We have seen countless instances wherein seemingly invincible and indestructible companies get destroyed by others in a short amount of time. For instance, IBM was the computer company in the 1960s, dominating the industry with 80% market share by 1964. But things changed with Apple’s entry. While Apple I model was a moderate success, Apple II left its competition in the dust with wide success.
Why does this happen?
One major reason for these large-scale failures is because the top management becomes over-bureaucratic, and arrogant, setting off a negative tone in the work culture. Sometimes, failure happens because organisational behaviours lead to the companies becoming irrelevant due to missing future trends. This is could possibly be followed by decline and death.
Watch Jeff Bezos explain his take on this in the video below.
So, how can companies avoid this? The top management of the company should set the tone for embracing adversity, failure, and change. This will foster a risk averse and innovative culture while ensuring the right things are done to maintain its relevance and success in the future. Eric Schmidt, Google’s former CEO and Alphabet Inc’s Executive Chairman, says that the best way to foster an innovative culture is to manage chaos. The 20% time and free food may seem like perks to attract brilliant people to work for them but the actual reasons are a little different. The 20% time allows employees to spend 20% of their professional time on pet projects or solving creative problems, which allow experimentation while they did their jobs. Google Maps was created at this time.
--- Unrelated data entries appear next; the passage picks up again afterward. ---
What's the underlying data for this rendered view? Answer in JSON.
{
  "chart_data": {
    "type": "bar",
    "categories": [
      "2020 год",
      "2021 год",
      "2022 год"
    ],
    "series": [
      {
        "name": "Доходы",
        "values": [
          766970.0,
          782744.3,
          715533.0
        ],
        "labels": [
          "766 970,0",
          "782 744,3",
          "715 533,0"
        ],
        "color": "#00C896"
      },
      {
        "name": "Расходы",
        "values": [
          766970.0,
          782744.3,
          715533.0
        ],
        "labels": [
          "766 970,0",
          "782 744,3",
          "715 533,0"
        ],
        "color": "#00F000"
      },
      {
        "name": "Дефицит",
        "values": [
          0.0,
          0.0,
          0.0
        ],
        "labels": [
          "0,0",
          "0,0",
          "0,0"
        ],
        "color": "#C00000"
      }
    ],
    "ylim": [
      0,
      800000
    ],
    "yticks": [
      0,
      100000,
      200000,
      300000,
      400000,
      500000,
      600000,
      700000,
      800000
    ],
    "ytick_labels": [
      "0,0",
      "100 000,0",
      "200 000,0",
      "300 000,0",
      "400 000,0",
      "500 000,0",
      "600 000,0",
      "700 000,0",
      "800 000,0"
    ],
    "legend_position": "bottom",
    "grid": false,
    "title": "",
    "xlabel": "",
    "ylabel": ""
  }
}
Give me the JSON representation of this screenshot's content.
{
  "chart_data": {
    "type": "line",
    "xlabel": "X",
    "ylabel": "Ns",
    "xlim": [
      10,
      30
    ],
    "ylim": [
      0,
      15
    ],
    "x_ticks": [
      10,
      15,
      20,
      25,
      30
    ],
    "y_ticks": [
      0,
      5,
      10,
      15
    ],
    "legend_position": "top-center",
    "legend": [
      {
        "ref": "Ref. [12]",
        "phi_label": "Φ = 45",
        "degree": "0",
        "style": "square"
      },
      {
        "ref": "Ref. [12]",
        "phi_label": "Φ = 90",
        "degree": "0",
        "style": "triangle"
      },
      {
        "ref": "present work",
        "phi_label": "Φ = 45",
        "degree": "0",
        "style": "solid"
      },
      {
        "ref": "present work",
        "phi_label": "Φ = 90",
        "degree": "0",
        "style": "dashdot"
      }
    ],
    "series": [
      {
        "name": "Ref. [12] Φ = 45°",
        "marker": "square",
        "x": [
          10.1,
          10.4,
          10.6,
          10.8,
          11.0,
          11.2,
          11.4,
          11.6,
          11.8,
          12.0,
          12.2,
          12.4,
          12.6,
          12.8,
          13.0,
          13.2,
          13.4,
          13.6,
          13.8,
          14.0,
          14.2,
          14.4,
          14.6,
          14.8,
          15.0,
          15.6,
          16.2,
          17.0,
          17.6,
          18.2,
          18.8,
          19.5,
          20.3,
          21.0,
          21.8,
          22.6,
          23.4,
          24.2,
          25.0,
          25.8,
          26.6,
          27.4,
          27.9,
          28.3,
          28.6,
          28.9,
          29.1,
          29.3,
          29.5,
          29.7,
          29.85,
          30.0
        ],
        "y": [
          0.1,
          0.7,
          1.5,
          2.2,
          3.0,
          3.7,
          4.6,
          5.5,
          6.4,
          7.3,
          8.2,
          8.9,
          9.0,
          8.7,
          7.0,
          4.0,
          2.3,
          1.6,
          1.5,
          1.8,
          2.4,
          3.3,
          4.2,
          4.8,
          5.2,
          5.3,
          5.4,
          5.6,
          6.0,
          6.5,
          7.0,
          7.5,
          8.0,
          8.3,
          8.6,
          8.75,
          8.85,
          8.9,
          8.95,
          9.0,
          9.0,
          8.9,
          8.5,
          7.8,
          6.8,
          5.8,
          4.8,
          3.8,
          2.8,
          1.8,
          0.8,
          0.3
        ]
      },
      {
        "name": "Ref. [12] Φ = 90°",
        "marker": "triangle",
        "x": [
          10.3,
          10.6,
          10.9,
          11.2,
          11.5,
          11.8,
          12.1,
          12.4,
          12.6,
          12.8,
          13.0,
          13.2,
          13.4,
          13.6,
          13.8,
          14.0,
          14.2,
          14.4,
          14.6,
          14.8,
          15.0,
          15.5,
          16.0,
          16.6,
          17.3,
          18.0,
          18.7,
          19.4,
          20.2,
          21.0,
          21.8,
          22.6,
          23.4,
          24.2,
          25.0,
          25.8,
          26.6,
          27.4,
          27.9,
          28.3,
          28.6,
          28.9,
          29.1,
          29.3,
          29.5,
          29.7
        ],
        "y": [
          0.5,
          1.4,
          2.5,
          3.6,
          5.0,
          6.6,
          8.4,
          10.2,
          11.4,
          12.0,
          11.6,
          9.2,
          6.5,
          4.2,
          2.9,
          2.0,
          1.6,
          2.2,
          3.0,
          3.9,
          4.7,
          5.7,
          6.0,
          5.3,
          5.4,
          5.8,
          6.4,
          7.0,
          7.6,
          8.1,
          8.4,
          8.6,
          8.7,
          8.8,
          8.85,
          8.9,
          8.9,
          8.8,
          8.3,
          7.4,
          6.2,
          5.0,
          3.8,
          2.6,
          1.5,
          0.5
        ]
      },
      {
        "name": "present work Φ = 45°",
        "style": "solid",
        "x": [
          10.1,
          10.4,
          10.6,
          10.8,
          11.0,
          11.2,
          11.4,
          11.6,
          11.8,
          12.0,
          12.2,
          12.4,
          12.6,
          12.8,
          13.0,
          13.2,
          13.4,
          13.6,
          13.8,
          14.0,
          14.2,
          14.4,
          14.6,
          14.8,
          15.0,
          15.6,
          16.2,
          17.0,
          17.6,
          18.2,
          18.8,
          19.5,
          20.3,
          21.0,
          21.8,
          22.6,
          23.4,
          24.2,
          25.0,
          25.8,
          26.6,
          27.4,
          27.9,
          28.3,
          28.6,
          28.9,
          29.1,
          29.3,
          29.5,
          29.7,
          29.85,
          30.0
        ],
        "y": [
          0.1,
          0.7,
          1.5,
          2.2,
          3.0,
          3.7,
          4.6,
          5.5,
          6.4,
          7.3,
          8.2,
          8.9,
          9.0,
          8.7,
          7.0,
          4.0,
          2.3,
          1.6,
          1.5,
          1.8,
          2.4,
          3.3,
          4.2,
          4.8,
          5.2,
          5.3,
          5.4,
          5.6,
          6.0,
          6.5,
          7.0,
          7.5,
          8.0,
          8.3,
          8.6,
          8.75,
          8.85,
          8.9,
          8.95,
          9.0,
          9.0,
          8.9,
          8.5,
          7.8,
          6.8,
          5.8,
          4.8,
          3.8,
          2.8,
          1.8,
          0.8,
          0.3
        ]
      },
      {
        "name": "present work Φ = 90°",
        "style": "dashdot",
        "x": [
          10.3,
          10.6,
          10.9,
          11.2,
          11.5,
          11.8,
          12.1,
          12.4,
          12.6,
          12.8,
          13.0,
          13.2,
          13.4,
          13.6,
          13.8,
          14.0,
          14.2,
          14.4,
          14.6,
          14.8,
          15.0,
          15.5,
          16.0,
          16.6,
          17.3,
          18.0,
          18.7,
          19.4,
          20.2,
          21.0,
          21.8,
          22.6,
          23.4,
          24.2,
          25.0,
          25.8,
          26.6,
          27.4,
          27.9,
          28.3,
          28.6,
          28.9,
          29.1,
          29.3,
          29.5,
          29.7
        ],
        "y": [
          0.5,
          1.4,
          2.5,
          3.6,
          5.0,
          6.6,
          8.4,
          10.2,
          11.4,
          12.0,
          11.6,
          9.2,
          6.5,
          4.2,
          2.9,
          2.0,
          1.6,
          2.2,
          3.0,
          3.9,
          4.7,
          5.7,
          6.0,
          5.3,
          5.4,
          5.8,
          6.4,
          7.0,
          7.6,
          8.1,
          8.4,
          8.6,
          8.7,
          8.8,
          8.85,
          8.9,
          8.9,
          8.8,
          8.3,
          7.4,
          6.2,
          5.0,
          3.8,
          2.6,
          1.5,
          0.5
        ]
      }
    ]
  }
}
The free food program promotes a sense of community and emotional bonding among their employees, which facilitates interaction between all departments and leads to a greater probability of original ideas.
Another measure that companies need to take to ensure that they stay successful is to rapidly invent rather than innovate. In this context, innovation is the process of successively creating incremental improvements, whereas invention is the process of examining an unexplored or underexplored problem and finding a solution that is a leapfrog improvement over its predecessors. Inventions have a greater probability of failing in comparison to innovations, as many of these inventions may seem far-fetched and irrelevant. The best way to create a successful invention is to work backwards from real human problems and figure out the invention and the technical workings of the invention around the detailed understanding of those problems. For example, Google Search was a project about how searching the internet could be a much richer and fulfilling experience. At the time, search engines were highly inaccurate and were solely focused on keeping the users on the websites advertised by the search engine. Search engines were also easily manipulated to promote certain websites. Google focused solely on making the search much more accurate. Google did this by examining individual websites and the number of websites the original website was linked to. The greater the number of websites to which the original website is linked to, greater the ranking.
The final measure is proper financial and resource management. Many times, startup companies focus their attention on doing demos, marketing and raising funds instead of building a good company or product. Let’s take contrast the approaches of Amazon and Theranos. Theranos focused on aggressive marketing campaigns, raising funds and gaining positive publicity. They marketed a primitive and dysfunctional technology as a measure that could change the way syringes would be used. Amazon however made heavy investments to ensure the website’s technology worked and a strengthened position as an online retailer through the development of expansive supply chain networks. Theranos failed and Amazon thrived.
In the end, it’s all about solving human problems.